D’un côté, les sucres ajoutés aux aliments et boissons sont de plus en plus pointés du doigt par les scientifiques. D’un autre, de nombreux sucres bénéficient d’une image particulièrement positive auprès du grand public. À juste titre?
Les temps sont durs pour le morceau dur, que ce soit pour le dé de sucre du café, comme pour tous les sucres ajoutés dans les aliments et boissons! Le récent article «The toxic truth about sugar» publié dans le magazine Nature fait ressurgir avec une vigueur nouvelle la problématique du sucre*. Les auteurs ne dénoncent pas la consommation raisonnée de sucres naturellement présents dans les aliments comme les fruits, mais bien l’omniprésence des sucres ajoutés dans notre environnement, et les conséquences désastreuses qui découlent de leur surconsommation.
Délicieux poison
Sont principalement visés le saccharose et les sirops de maïs riches en fructose (high-fructose corn syrup), pas tant pour leur apport en glucose que pour celui en fructose. C’est qu’en dehors (ou en plus) de l’aspect purement calorique des sucres, le fructose présente bien des aspects sombres, dénoncés par Lustig et al., comme le fait d’augmenter les triglycérides sanguins et la résistance à l’insuline suite à la stimulation de la lipogenèse hépatique, de favoriser l’hypertension par augmentation de la production d’acide urique, et donc de jouer un rôle clé dans le développement du syndrome métabolique.

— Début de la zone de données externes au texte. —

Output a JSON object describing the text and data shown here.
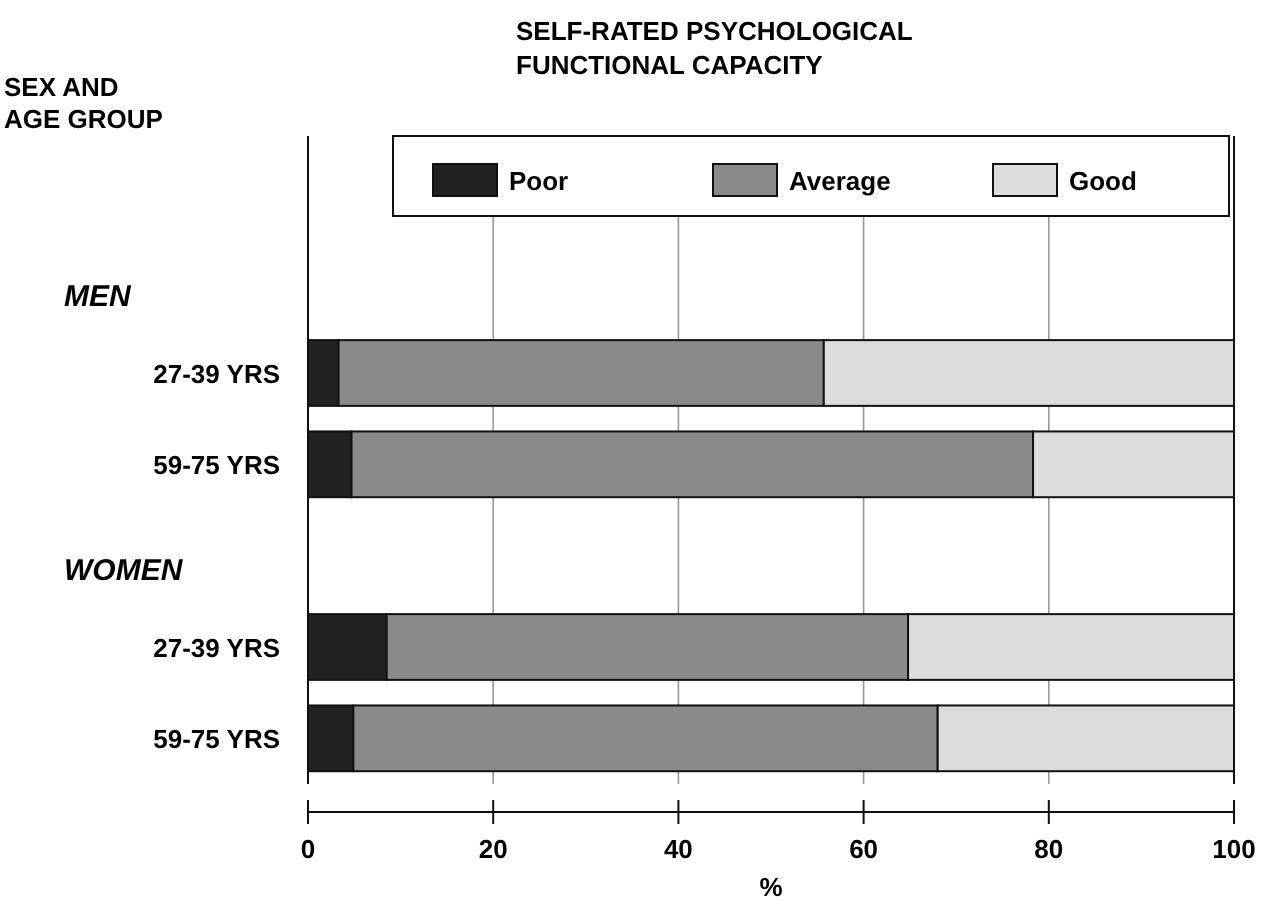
{
  "chart_data": {
    "type": "bar",
    "orientation": "horizontal",
    "stacked": true,
    "title": "SELF-RATED PSYCHOLOGICAL\nFUNCTIONAL CAPACITY",
    "xlabel": "%",
    "categories": [
      "27-39 YRS",
      "59-75 YRS",
      "27-39 YRS",
      "59-75 YRS"
    ],
    "series": [
      {
        "name": "Poor",
        "color": "#222222",
        "values": [
          3.3,
          4.7,
          8.5,
          4.9
        ]
      },
      {
        "name": "Average",
        "color": "#8a8a8a",
        "values": [
          52.4,
          73.6,
          56.3,
          63.1
        ]
      },
      {
        "name": "Good",
        "color": "#dcdcdc",
        "values": [
          44.3,
          21.7,
          35.2,
          32
        ]
      }
    ],
    "annotations": [
      "SEX AND\nAGE GROUP",
      "MEN",
      "WOMEN"
    ],
    "xlim": [
      0,
      100
    ],
    "xticks": [
      0,
      20,
      40,
      60,
      80,
      100
    ],
    "grid": "x",
    "legend": "top"
  }
}
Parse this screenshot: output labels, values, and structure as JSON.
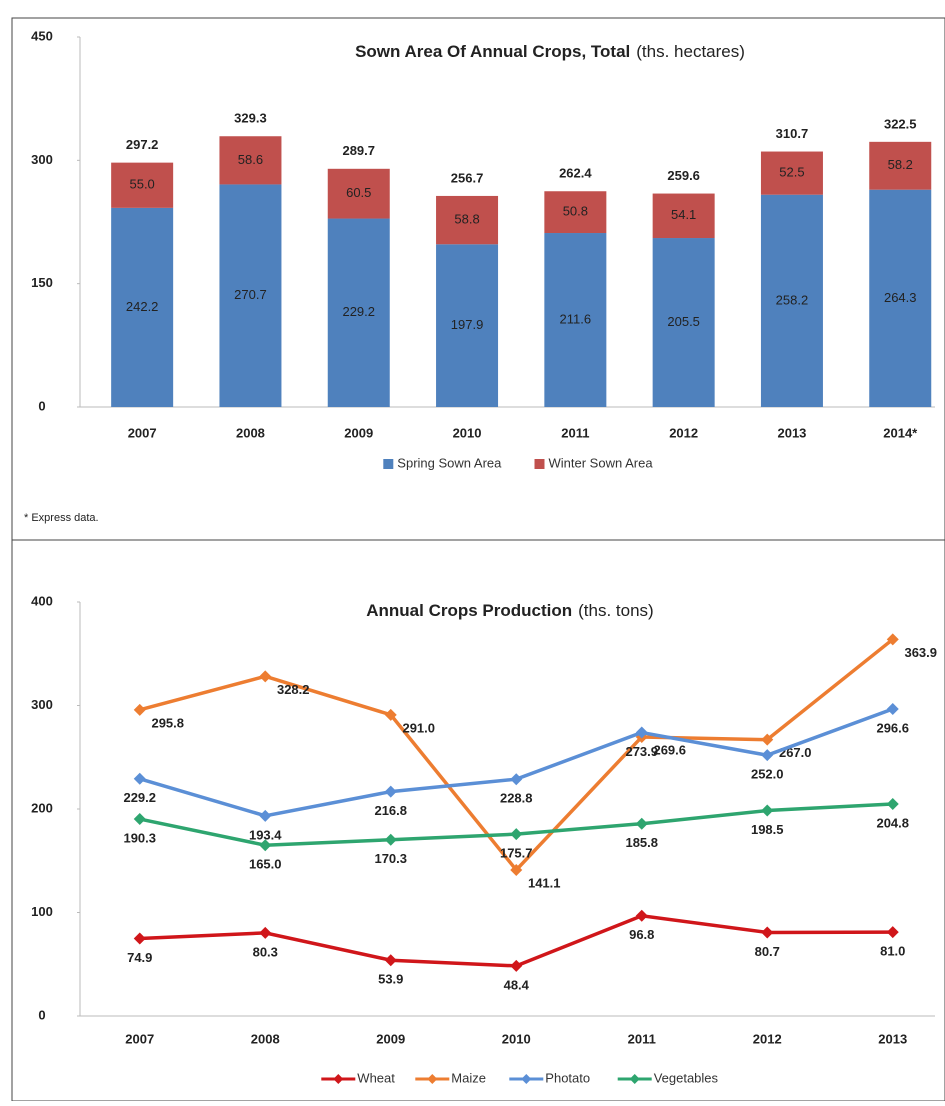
{
  "chart_data": [
    {
      "type": "stacked-bar",
      "title": "Sown Area Of Annual Crops, Total",
      "unit": "(ths. hectares)",
      "categories": [
        "2007",
        "2008",
        "2009",
        "2010",
        "2011",
        "2012",
        "2013",
        "2014*"
      ],
      "series": [
        {
          "name": "Spring Sown Area",
          "color": "#4f81bd",
          "values": [
            242.2,
            270.7,
            229.2,
            197.9,
            211.6,
            205.5,
            258.2,
            264.3
          ],
          "value_labels": [
            "242.2",
            "270.7",
            "229.2",
            "197.9",
            "211.6",
            "205.5",
            "258.2",
            "264.3"
          ]
        },
        {
          "name": "Winter Sown Area",
          "color": "#c0504d",
          "values": [
            55.0,
            58.6,
            60.5,
            58.8,
            50.8,
            54.1,
            52.5,
            58.2
          ],
          "value_labels": [
            "55.0",
            "58.6",
            "60.5",
            "58.8",
            "50.8",
            "54.1",
            "52.5",
            "58.2"
          ]
        }
      ],
      "totals": [
        297.2,
        329.3,
        289.7,
        256.7,
        262.4,
        259.6,
        310.7,
        322.5
      ],
      "totals_labels": [
        "297.2",
        "329.3",
        "289.7",
        "256.7",
        "262.4",
        "259.6",
        "310.7",
        "322.5"
      ],
      "ylim": [
        0,
        450
      ],
      "yticks": [
        0,
        150,
        300,
        450
      ],
      "legend": "bottom",
      "note": "* Express data."
    },
    {
      "type": "line",
      "title": "Annual Crops Production",
      "unit": "(ths. tons)",
      "categories": [
        "2007",
        "2008",
        "2009",
        "2010",
        "2011",
        "2012",
        "2013"
      ],
      "series": [
        {
          "name": "Wheat",
          "color": "#d0161a",
          "values": [
            74.9,
            80.3,
            53.9,
            48.4,
            96.8,
            80.7,
            81.0
          ],
          "value_labels": [
            "74.9",
            "80.3",
            "53.9",
            "48.4",
            "96.8",
            "80.7",
            "81.0"
          ]
        },
        {
          "name": "Maize",
          "color": "#ed7d31",
          "values": [
            295.8,
            328.2,
            291.0,
            141.1,
            269.6,
            267.0,
            363.9
          ],
          "value_labels": [
            "295.8",
            "328.2",
            "291.0",
            "141.1",
            "269.6",
            "267.0",
            "363.9"
          ]
        },
        {
          "name": "Photato",
          "color": "#5b8fd6",
          "values": [
            229.2,
            193.4,
            216.8,
            228.8,
            273.9,
            252.0,
            296.6
          ],
          "value_labels": [
            "229.2",
            "193.4",
            "216.8",
            "228.8",
            "273.9",
            "252.0",
            "296.6"
          ]
        },
        {
          "name": "Vegetables",
          "color": "#2ea56f",
          "values": [
            190.3,
            165.0,
            170.3,
            175.7,
            185.8,
            198.5,
            204.8
          ],
          "value_labels": [
            "190.3",
            "165.0",
            "170.3",
            "175.7",
            "185.8",
            "198.5",
            "204.8"
          ]
        }
      ],
      "ylim": [
        0,
        400
      ],
      "yticks": [
        0,
        100,
        200,
        300,
        400
      ],
      "legend": "bottom"
    }
  ]
}
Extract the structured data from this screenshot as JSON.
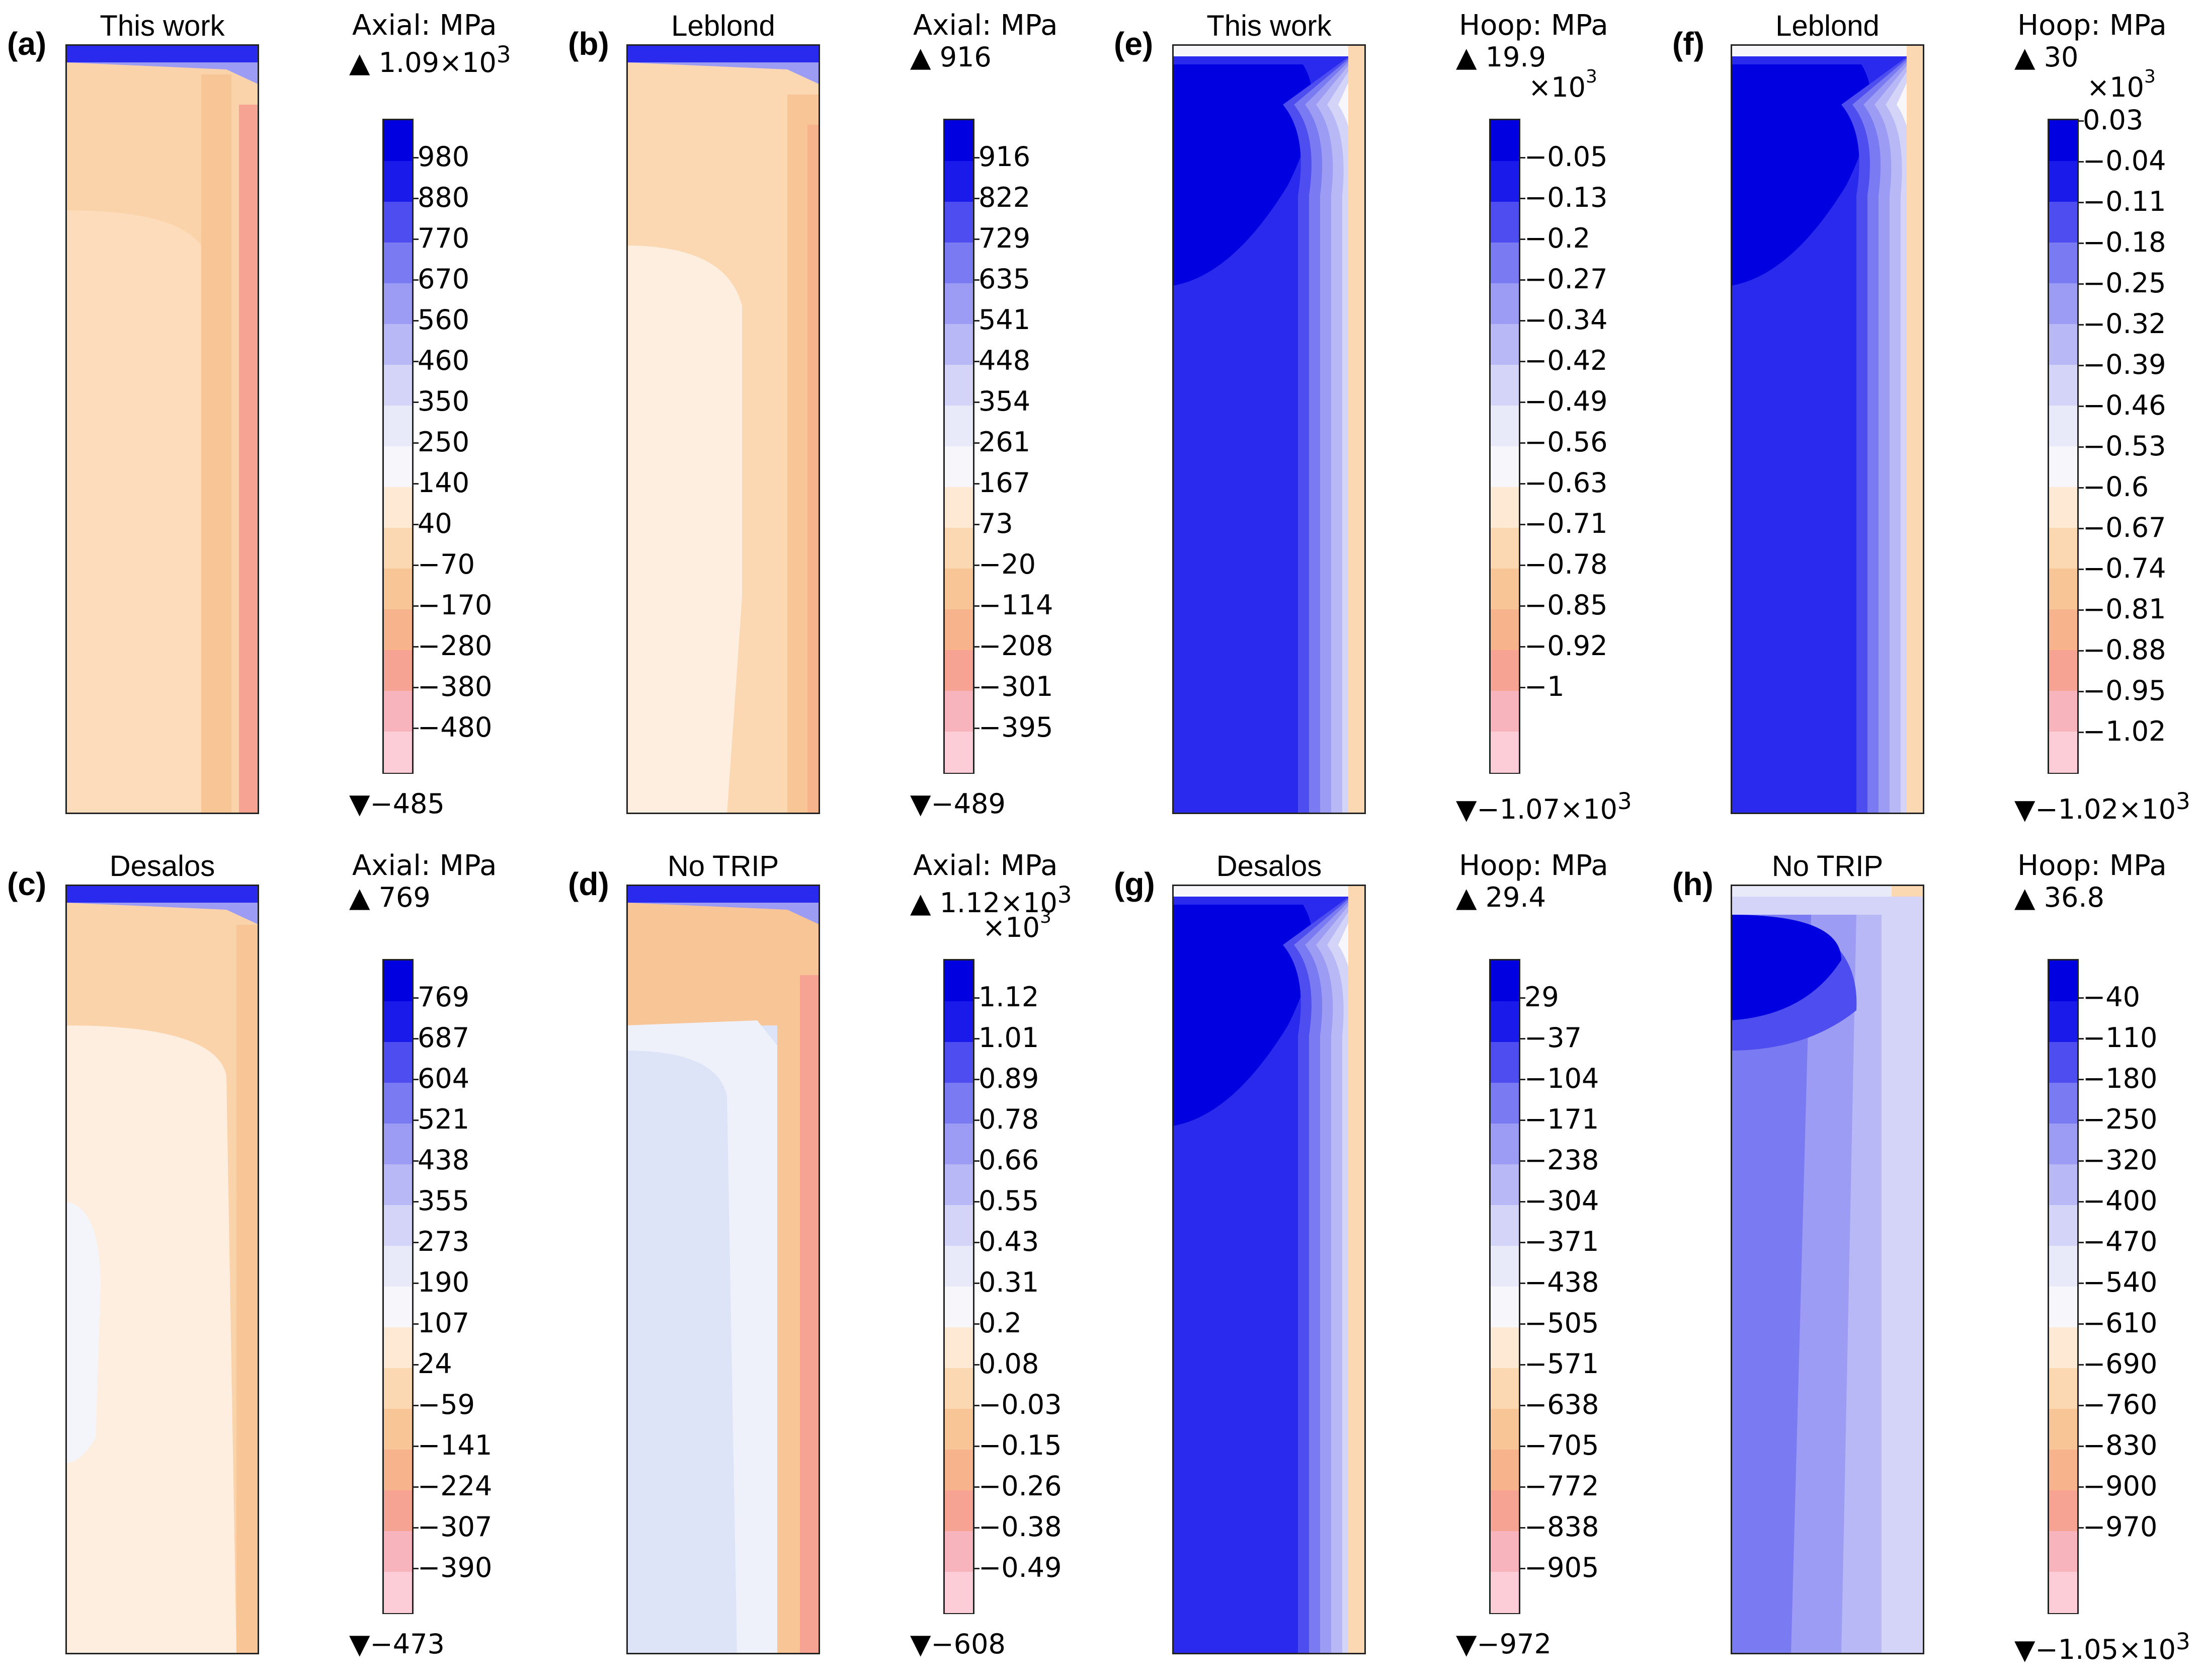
{
  "figure": {
    "panels": [
      {
        "id": "a",
        "letter": "(a)",
        "title": "This work",
        "quantity": "Axial: MPa",
        "max_label": "1.09×10",
        "max_exp": "3",
        "min_label": "−485",
        "min_exp": "",
        "multiplier": "",
        "ticks": [
          "980",
          "880",
          "770",
          "670",
          "560",
          "460",
          "350",
          "250",
          "140",
          "40",
          "−70",
          "−170",
          "−280",
          "−380",
          "−480"
        ],
        "pattern": "axial_trip"
      },
      {
        "id": "b",
        "letter": "(b)",
        "title": "Leblond",
        "quantity": "Axial: MPa",
        "max_label": "916",
        "max_exp": "",
        "min_label": "−489",
        "min_exp": "",
        "multiplier": "",
        "ticks": [
          "916",
          "822",
          "729",
          "635",
          "541",
          "448",
          "354",
          "261",
          "167",
          "73",
          "−20",
          "−114",
          "−208",
          "−301",
          "−395"
        ],
        "pattern": "axial_leblond"
      },
      {
        "id": "e",
        "letter": "(e)",
        "title": "This work",
        "quantity": "Hoop: MPa",
        "max_label": "19.9",
        "max_exp": "",
        "min_label": "−1.07×10",
        "min_exp": "3",
        "multiplier": "×10",
        "multiplier_exp": "3",
        "ticks": [
          "−0.05",
          "−0.13",
          "−0.2",
          "−0.27",
          "−0.34",
          "−0.42",
          "−0.49",
          "−0.56",
          "−0.63",
          "−0.71",
          "−0.78",
          "−0.85",
          "−0.92",
          "−1"
        ],
        "pattern": "hoop"
      },
      {
        "id": "f",
        "letter": "(f)",
        "title": "Leblond",
        "quantity": "Hoop: MPa",
        "max_label": "30",
        "max_exp": "",
        "min_label": "−1.02×10",
        "min_exp": "3",
        "multiplier": "×10",
        "multiplier_exp": "3",
        "ticks": [
          "0.03",
          "−0.04",
          "−0.11",
          "−0.18",
          "−0.25",
          "−0.32",
          "−0.39",
          "−0.46",
          "−0.53",
          "−0.6",
          "−0.67",
          "−0.74",
          "−0.81",
          "−0.88",
          "−0.95",
          "−1.02"
        ],
        "pattern": "hoop"
      },
      {
        "id": "c",
        "letter": "(c)",
        "title": "Desalos",
        "quantity": "Axial: MPa",
        "max_label": "769",
        "max_exp": "",
        "min_label": "−473",
        "min_exp": "",
        "multiplier": "",
        "ticks": [
          "769",
          "687",
          "604",
          "521",
          "438",
          "355",
          "273",
          "190",
          "107",
          "24",
          "−59",
          "−141",
          "−224",
          "−307",
          "−390"
        ],
        "pattern": "axial_desalos"
      },
      {
        "id": "d",
        "letter": "(d)",
        "title": "No TRIP",
        "quantity": "Axial: MPa",
        "max_label": "1.12×10",
        "max_exp": "3",
        "min_label": "−608",
        "min_exp": "",
        "multiplier": "×10",
        "multiplier_exp": "3",
        "ticks": [
          "1.12",
          "1.01",
          "0.89",
          "0.78",
          "0.66",
          "0.55",
          "0.43",
          "0.31",
          "0.2",
          "0.08",
          "−0.03",
          "−0.15",
          "−0.26",
          "−0.38",
          "−0.49"
        ],
        "pattern": "axial_notrip"
      },
      {
        "id": "g",
        "letter": "(g)",
        "title": "Desalos",
        "quantity": "Hoop: MPa",
        "max_label": "29.4",
        "max_exp": "",
        "min_label": "−972",
        "min_exp": "",
        "multiplier": "",
        "ticks": [
          "29",
          "−37",
          "−104",
          "−171",
          "−238",
          "−304",
          "−371",
          "−438",
          "−505",
          "−571",
          "−638",
          "−705",
          "−772",
          "−838",
          "−905"
        ],
        "pattern": "hoop"
      },
      {
        "id": "h",
        "letter": "(h)",
        "title": "No TRIP",
        "quantity": "Hoop: MPa",
        "max_label": "36.8",
        "max_exp": "",
        "min_label": "−1.05×10",
        "min_exp": "3",
        "multiplier": "",
        "ticks": [
          "−40",
          "−110",
          "−180",
          "−250",
          "−320",
          "−400",
          "−470",
          "−540",
          "−610",
          "−690",
          "−760",
          "−830",
          "−900",
          "−970"
        ],
        "pattern": "hoop_notrip"
      }
    ],
    "colormap": [
      "#0000e0",
      "#1a1aea",
      "#4d4df0",
      "#7a7af2",
      "#9c9cf4",
      "#b8b8f6",
      "#d4d4f8",
      "#e8eafa",
      "#f6f6fb",
      "#fde9d4",
      "#fbd7b2",
      "#f8c596",
      "#f6b38c",
      "#f6a394",
      "#f8b4bc",
      "#fccdd6"
    ]
  }
}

À tel point qu’ils n’hésitent pas à parler des sucres ajoutés comme d’un véritable poison, aussi toxique que l’alcool (qui dérive de la fermentation des sucres), et qui, comme ce dernier, devraient faire l’objet de mesures de santé publique pour en restreindre l’accès et la consommation.
Des noms qui parlent
Mais à côté de cela, de nombreux sucres – qui font pourtant bien partie des sucres ajoutés – bénéficient d’un statut particulier dans l’esprit des gens. C’est encore et toujours le cas du fructose, adulé depuis bien longtemps, et dont le seul nom suffit à faire le lien avec les fruits. Or les fruits, c’est bon pour la santé! Les noms «saccharose» et «glucose», eux, n’évoquent pas un tel lien avec une source naturelle et de surcroît saine, alors qu’ils sont en moyenne tout aussi présents dans les fruits que le fructose. Même leurre pour le sucre de canne complet, dont on vante la richesse en fibres, minéraux, etc. en oubliant qu’il s’agit avant tout de saccharose. Le miel et le sirop d’érable sont, eux aussi, placés sur un piédestal, simplement parce qu’ils ne sont pas façonnés par l’homme.
Sirop de blé et d’agave
On voit aussi apparaître les sirops de blé ou d’autres céréales, dont on ne mesure pas toujours la richesse en sucres (glucose essentiellement). Mais le summum est probablement le sirop d’agave, qui réunit tous les ingrédients pour plaire: il vient d’une plante, en l’occurrence de l’agave, qui ressemble à un grand cactus et dont l’étymologie signifie «digne d’admiration»; il est «exotique», d’utilisation ancienne, ne se trouve pas dans la grande distribution et, bien entendu, est vendu à prix d’or, ce qui ne fait que renforcer sa valeur perçue. Et pourtant, les sucres du sirop d’agave sont constitués à près de 80% de fructose, c’est-à-dire bien plus que les sirops de maïs riches en fructose. Ce fructose dont on découvre le nouveau visage, et qu’il semble aujourd’hui justifié de considérer comme le pire de tous des sucres…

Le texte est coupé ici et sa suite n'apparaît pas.